Menurutnya, pembangunan nasional tidak hanya berorientasi pada pertumbuhan ekonomi semata, tetapi juga harus mengedepankan nilai kemanusiaan, keadilan sosial, persatuan, dan kesejahteraan masyarakat secara menyeluruh.
Ia juga menilai bahwa berbagai nilai yang terkandung dalam ideologi bangsa memiliki relevansi yang kuat dalam mendukung terciptanya perdamaian dunia.
Nilai toleransi, penghormatan terhadap perbedaan, musyawarah, dan keadilan sosial merupakan prinsip universal yang dapat menjadi contoh bagi kehidupan masyarakat global yang damai dan harmonis.

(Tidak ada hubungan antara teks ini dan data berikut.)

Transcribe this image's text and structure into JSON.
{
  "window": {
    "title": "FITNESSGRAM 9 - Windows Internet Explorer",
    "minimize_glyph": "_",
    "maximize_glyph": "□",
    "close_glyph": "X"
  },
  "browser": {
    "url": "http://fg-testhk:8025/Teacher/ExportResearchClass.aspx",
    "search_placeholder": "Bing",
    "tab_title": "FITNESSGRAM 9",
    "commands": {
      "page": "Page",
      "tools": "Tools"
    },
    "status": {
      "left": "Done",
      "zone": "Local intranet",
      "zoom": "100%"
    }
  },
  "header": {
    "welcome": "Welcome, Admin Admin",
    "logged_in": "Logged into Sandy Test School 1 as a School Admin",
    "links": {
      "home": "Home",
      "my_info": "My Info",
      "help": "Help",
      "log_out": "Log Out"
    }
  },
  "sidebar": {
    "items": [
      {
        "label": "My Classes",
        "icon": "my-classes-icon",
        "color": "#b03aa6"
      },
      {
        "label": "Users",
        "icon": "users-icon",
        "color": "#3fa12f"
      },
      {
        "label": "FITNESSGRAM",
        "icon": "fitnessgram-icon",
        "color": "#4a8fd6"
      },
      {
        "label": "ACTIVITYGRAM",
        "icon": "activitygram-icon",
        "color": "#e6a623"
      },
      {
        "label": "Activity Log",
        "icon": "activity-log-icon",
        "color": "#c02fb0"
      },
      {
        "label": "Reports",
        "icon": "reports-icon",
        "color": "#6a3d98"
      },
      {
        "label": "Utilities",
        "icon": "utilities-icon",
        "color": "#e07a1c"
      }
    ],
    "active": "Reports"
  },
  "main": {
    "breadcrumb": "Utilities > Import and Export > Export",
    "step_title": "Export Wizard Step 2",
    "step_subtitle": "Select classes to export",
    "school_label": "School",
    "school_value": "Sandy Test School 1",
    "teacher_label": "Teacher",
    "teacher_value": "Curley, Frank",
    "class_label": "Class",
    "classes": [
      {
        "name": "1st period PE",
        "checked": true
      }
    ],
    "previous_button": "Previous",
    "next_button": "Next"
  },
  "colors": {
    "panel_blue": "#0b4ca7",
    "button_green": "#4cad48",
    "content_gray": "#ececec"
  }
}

Karena itu, Dedi berharap peringatan Hari Lahir Pancasila Tahun 2026 dapat menjadi momentum untuk memperkuat rasa persaudaraan, meningkatkan kepedulian sosial, mempererat semangat gotong royong, serta memperkokoh komitmen seluruh masyarakat dalam menjaga persatuan dan kesatuan bangsa.
Menutup pernyataannya, Dedi mengajak masyarakat Kota Padang, Sumatera Barat, dan Indonesia secara umum untuk terus menjaga nilai-nilai kebangsaan serta memperkuat semangat persatuan demi mewujudkan Indonesia yang maju, berdaya saing, sejahtera, dan mampu memberikan kontribusi bagi perdamaian dunia.
“Pancasila Pemersatu Bangsa, Pondasi Perdamaian Dunia. Bersatu dalam Perbedaan, Kuat dalam Kebersamaan. Mari kita jadikan nilai-nilai Pancasila sebagai pedoman dalam setiap tindakan dan pengabdian untuk bangsa dan negara,” pungkasnya.